Verona

Ruba spazzolini elettrici e prende a schiaffi la responsabile nel tentativo di fuga

Mentre cercava di scappare ha anche fatto cadere a terra la cassiera intervenuta per bloccarlo.

Ruba spazzolini elettrici e prende a schiaffi la responsabile nel tentativo di fuga
Verona Città, 12 Giugno 2020 ore 13:36

Ha tentato di fuggire con circa 280 euro di merce non pagata.

Aveva svuotato lo scaffale

L’uomo, un 25enne originario dello Sri Lanka, nella giornata di ieri, giovedì 11 giugno 2020, intorno alle 17, si era recato nel supermercato Migross di via Magellano e aveva svuotato uno scaffale pieno di spazzolini elettrici ed annessi accessori occultandoli all’interno dello zaino prima di presentarsi alle casse per il pagamento di altri beni di prima necessità dell’esiguo valore.

La carta di credito l’ha rallentato

L’uomo era certo di non destare sospetto ma la carta di credito presentata, appartenente alla sorella, richiedeva per la transazione il codice pin che lui non conosceva. E’ stato preso alla sprovvista ed è entrato in azione: ha afferrato la merce appoggiata alla cassa e di corsa si è diretto verso l’uscita dove, suo malgrado, si era posizionata la vicedirettrice dell’esercizio che, poco prima, lo aveva notato con gli spazzolini dentro il carrello della spesa.

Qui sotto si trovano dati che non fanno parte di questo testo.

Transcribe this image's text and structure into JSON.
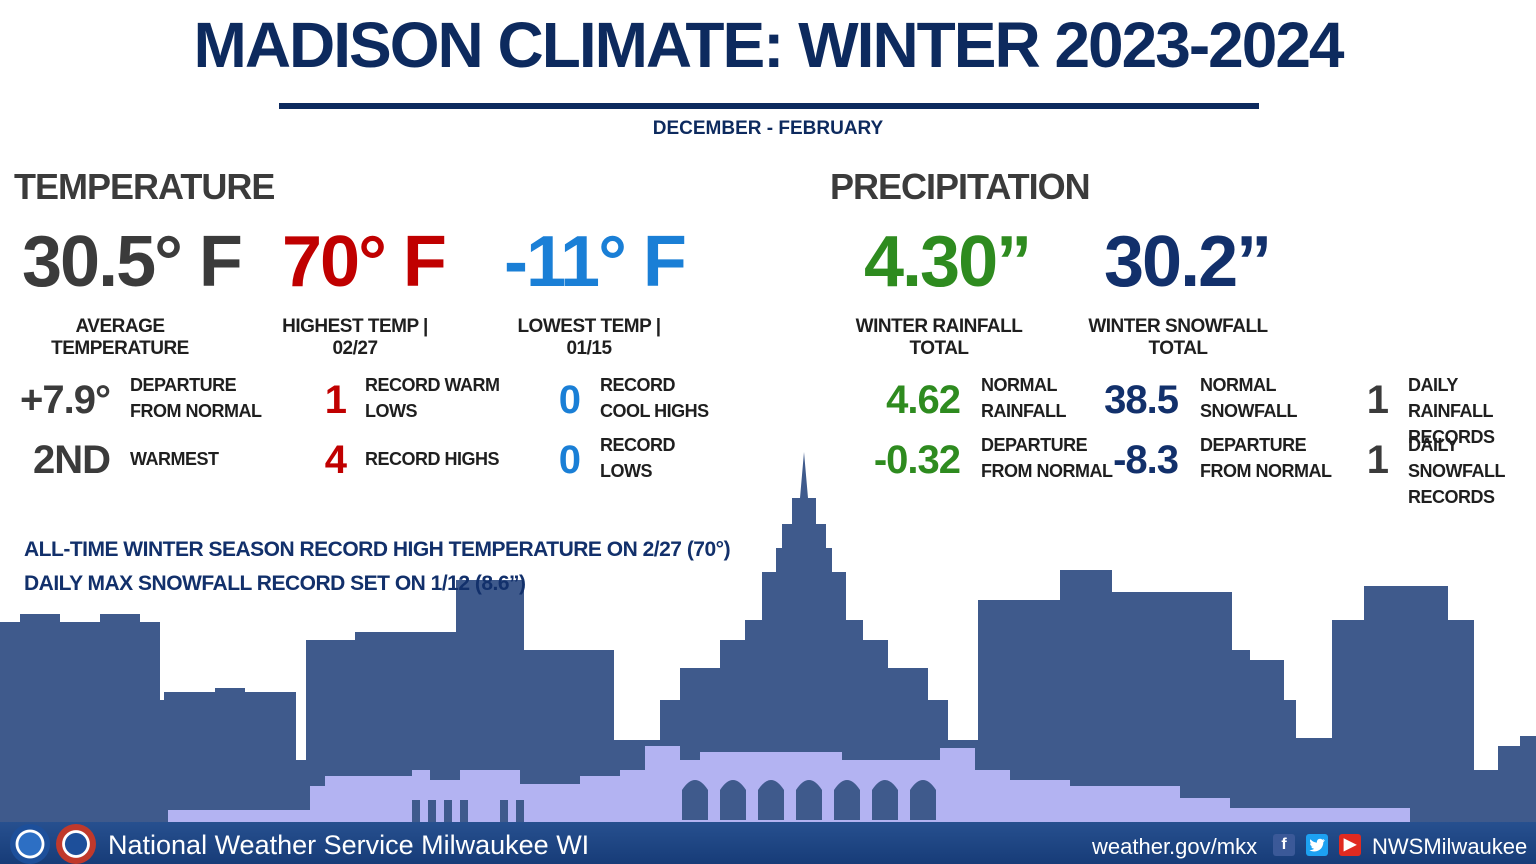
{
  "header": {
    "title": "MADISON CLIMATE: WINTER 2023-2024",
    "subtitle": "DECEMBER - FEBRUARY"
  },
  "temperature": {
    "heading": "TEMPERATURE",
    "average": {
      "value": "30.5° F",
      "label": "AVERAGE TEMPERATURE"
    },
    "highest": {
      "value": "70° F",
      "label": "HIGHEST TEMP | 02/27"
    },
    "lowest": {
      "value": "-11° F",
      "label": "LOWEST TEMP | 01/15"
    },
    "departure": {
      "value": "+7.9°",
      "label1": "DEPARTURE",
      "label2": "FROM NORMAL"
    },
    "rank": {
      "value": "2ND",
      "label": "WARMEST"
    },
    "record_warm_lows": {
      "value": "1",
      "label1": "RECORD WARM",
      "label2": "LOWS"
    },
    "record_highs": {
      "value": "4",
      "label": "RECORD HIGHS"
    },
    "record_cool_highs": {
      "value": "0",
      "label1": "RECORD",
      "label2": "COOL HIGHS"
    },
    "record_lows": {
      "value": "0",
      "label1": "RECORD",
      "label2": "LOWS"
    }
  },
  "precipitation": {
    "heading": "PRECIPITATION",
    "rainfall": {
      "value": "4.30”",
      "label": "WINTER RAINFALL TOTAL"
    },
    "snowfall": {
      "value": "30.2”",
      "label": "WINTER SNOWFALL TOTAL"
    },
    "normal_rainfall": {
      "value": "4.62",
      "label1": "NORMAL",
      "label2": "RAINFALL"
    },
    "rain_departure": {
      "value": "-0.32",
      "label1": "DEPARTURE",
      "label2": "FROM NORMAL"
    },
    "normal_snowfall": {
      "value": "38.5",
      "label1": "NORMAL",
      "label2": "SNOWFALL"
    },
    "snow_departure": {
      "value": "-8.3",
      "label1": "DEPARTURE",
      "label2": "FROM NORMAL"
    },
    "daily_rain_records": {
      "value": "1",
      "label1": "DAILY RAINFALL",
      "label2": "RECORDS"
    },
    "daily_snow_records": {
      "value": "1",
      "label1": "DAILY SNOWFALL",
      "label2": "RECORDS"
    }
  },
  "notes": [
    "ALL-TIME WINTER SEASON RECORD HIGH TEMPERATURE ON 2/27 (70°)",
    "DAILY MAX SNOWFALL RECORD SET ON 1/12 (8.6”)"
  ],
  "footer": {
    "office": "National Weather Service Milwaukee WI",
    "url": "weather.gov/mkx",
    "handle": "NWSMilwaukee",
    "icons": [
      "noaa-logo",
      "nws-logo",
      "facebook-icon",
      "twitter-icon",
      "youtube-icon"
    ]
  },
  "colors": {
    "navy": "#0d2a5e",
    "red": "#c00000",
    "blue": "#1a7fd6",
    "green": "#2e8b1f",
    "skyline": "#3f5a8c",
    "skyline_front": "#b3b3f2"
  }
}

La responsabile è stata presa a schiaffi

Non si è arreso, tuttavia, F.W.D.A. che, oltre a far cadere a terra la cassiera intervenuta per bloccarlo, ha schiaffeggiato la responsabile ed è riuscito a fuggire, lasciando tra le mani dell’addetta lo zaino con la refurtiva. Grazie alle dettagliate descrizioni rese dalle due donne e alle indicazioni fornite da un esercente della zona che aveva assistito alla fuga del 25enne, quest’ultimo è stato intercettato, di li a poco, da una pattuglia delle Volanti, in viale Colombo, ed arrestato per il reato di tentata rapina impropria.

Aveva con sè un magro bottino

La perquisizione personale ha consentito di rinvenire, dentro i pantaloni indossati dall’uomo, all’altezza dell’inguine, una ricarica per spazzolino elettrico: unico pezzo di cui è riuscito ad appropriarsi indebitamente. Il giovane, riconosciuto personalmente dalla vicedirettrice del supermercato mentre si trovava in Questura per formalizzare la denuncia, risulta essere già stato denunciato all’Autorità Giudiziaria in passato per reati contro il patrimonio. Oggi, venerdì 12 giugno 2020 il giudice, dopo aver convalidato l’arresto, ha rinviato l’udienza al 22 marzo 2021.